- Gram flour - 2 cups
- Red chilli powder - 1 tbsp
- Rice flour - 1 cup
- cumin seeds - ½ tsp
- ajwain seeds/Carom seeds - 2 tsp
- baking powder/baking soda- ¼ tsp
- Asafoetida - ¼ tsp
- Salt & water - as needed
- Hot oil - 1 tbsp (optional)- to make it crispy
- Oil - to deep fry.
- Vegetables - Onion- 1, Potato -1, Mirchi big chilli banana - 2,
- Bread - 1
- Slice the onion and keep aside. Remove potato skin, and slice the potato thinly and dip in water to make it not oxidise. Keep it aside. Chop the ends of the bread, cut into your desired shape and keep them aside. Take big banana pepper, wash them, pat dry with kitchen towels, slit them each lengthwise but without completely split them into two. carefully scrap away the seeds with knife and keep the chilli big banana aside.
- In a mixing bowl, mix together gram flour, rice flour, red chilli powder, sodium bi carbonate, salt, asafoetida and hot oil (optional), ajwain.
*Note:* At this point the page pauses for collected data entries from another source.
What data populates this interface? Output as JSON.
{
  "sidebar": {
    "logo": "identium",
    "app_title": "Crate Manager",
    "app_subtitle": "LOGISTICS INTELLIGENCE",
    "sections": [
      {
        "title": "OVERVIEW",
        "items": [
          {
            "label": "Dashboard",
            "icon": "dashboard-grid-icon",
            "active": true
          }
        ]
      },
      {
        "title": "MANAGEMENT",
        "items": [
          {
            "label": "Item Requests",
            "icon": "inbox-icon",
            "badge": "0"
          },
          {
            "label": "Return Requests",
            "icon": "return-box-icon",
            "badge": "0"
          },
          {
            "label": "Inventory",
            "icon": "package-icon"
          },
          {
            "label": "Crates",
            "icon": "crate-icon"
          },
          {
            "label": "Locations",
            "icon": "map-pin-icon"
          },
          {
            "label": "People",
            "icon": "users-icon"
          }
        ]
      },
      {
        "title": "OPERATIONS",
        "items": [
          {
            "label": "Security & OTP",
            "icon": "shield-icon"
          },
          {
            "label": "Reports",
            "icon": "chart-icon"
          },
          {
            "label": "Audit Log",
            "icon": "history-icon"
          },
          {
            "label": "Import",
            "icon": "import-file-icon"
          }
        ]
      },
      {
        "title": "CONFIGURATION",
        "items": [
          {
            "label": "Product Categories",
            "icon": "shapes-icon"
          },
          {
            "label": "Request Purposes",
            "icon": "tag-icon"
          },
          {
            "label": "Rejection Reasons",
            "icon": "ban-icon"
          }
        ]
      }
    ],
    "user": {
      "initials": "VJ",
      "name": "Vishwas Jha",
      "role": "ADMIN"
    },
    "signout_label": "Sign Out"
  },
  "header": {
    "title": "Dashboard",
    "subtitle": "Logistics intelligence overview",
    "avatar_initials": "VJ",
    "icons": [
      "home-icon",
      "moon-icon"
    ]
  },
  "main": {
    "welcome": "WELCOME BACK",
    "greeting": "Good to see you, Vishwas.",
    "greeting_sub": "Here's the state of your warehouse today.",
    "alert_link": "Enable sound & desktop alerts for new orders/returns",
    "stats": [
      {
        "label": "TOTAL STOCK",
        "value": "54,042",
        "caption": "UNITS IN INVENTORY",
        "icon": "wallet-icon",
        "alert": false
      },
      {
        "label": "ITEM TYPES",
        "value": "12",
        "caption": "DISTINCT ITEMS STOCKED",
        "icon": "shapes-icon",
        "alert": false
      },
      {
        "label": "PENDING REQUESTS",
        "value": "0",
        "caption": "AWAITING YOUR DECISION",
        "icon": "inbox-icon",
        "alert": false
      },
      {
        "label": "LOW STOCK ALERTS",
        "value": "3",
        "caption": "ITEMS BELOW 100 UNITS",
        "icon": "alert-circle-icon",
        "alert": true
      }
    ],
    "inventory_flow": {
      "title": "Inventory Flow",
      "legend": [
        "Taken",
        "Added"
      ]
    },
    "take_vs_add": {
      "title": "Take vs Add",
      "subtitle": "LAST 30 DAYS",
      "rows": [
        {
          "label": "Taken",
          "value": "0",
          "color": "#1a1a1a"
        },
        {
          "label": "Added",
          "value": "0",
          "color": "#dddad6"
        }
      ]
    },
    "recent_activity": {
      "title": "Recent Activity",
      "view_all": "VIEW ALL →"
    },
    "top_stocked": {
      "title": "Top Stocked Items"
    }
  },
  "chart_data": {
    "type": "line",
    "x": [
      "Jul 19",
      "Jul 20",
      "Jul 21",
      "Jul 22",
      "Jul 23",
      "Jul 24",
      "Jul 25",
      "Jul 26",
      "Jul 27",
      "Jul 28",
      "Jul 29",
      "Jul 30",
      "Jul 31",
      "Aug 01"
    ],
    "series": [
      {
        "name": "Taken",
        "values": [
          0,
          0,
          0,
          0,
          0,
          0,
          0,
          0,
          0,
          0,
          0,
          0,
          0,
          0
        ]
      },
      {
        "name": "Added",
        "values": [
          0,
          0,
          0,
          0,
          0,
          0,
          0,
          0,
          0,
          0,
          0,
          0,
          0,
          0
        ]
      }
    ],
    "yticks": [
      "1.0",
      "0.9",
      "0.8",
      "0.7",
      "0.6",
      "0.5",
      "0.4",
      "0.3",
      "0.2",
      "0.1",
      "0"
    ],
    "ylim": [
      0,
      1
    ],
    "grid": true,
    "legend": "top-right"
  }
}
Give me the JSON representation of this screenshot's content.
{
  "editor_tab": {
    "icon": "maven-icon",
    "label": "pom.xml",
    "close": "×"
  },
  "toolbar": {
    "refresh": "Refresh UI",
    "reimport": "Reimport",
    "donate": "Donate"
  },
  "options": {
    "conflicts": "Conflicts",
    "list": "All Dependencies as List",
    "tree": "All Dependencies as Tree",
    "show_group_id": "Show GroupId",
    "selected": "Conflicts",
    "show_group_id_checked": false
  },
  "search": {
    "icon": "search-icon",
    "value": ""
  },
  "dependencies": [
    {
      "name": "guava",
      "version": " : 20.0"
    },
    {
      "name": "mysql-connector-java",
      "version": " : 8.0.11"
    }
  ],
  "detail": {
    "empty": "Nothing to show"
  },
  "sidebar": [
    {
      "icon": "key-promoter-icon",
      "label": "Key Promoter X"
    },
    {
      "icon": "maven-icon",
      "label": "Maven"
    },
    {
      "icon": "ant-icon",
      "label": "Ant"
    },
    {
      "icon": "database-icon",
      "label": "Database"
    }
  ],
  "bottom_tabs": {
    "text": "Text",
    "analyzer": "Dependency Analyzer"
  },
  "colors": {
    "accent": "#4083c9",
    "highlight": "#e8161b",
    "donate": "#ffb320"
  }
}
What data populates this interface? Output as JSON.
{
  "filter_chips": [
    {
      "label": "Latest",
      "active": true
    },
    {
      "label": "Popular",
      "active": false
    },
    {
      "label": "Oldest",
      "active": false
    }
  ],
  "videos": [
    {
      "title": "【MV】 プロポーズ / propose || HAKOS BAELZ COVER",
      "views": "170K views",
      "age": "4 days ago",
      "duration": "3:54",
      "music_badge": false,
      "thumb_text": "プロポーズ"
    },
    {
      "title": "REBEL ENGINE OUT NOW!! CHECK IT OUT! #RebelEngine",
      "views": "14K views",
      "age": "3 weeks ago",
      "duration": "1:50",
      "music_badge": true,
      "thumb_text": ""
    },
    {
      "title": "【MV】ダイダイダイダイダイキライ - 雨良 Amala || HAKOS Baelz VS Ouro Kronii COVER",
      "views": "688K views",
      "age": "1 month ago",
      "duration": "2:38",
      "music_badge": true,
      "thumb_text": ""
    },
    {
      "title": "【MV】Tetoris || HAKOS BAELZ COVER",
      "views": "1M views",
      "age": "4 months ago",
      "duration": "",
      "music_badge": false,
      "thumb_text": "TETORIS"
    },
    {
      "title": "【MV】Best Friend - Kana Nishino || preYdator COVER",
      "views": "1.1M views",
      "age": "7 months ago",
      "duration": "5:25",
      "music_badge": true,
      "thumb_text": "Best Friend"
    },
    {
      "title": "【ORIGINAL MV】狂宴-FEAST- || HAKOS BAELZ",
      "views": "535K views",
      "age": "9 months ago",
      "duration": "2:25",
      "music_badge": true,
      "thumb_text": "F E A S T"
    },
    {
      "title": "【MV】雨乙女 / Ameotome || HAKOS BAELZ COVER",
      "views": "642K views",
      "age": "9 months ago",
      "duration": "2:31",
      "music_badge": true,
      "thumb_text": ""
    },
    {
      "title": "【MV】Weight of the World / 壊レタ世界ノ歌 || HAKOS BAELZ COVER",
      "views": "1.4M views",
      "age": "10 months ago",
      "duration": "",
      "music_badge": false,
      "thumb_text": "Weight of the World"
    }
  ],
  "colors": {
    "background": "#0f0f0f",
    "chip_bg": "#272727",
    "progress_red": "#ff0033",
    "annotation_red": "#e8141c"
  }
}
Add water little by little and mix well to a batter not thick or too thin.
- Mean while, heat enough oil in medium to high heat to fry the bajjis in a kadai/pan. Dip one by one the veggies like onion, chillies and drop carefully into hot oil. Cook until golden brown and crisp on each side for around 2 mins.
2. Add water slowly, so you start from thick consistency to thin consistency. If you add more water, its hard to get back to the consistency you want. DIlute it slowly. Making thicker batter also removes the lumps.
3. Small bubbles are formed because of the soda to make it light.
4. Do not fry them when it is really hot. When you fry them at right temperature, it will be not be oily when you remove them from pan.
5. Do not fry when the oil is not hot, it will make your food greasy and the batter wont stick to the vegetables well.
6. Do not crowd the pan with vegetables, it will make the oil cold and the whole process is waste.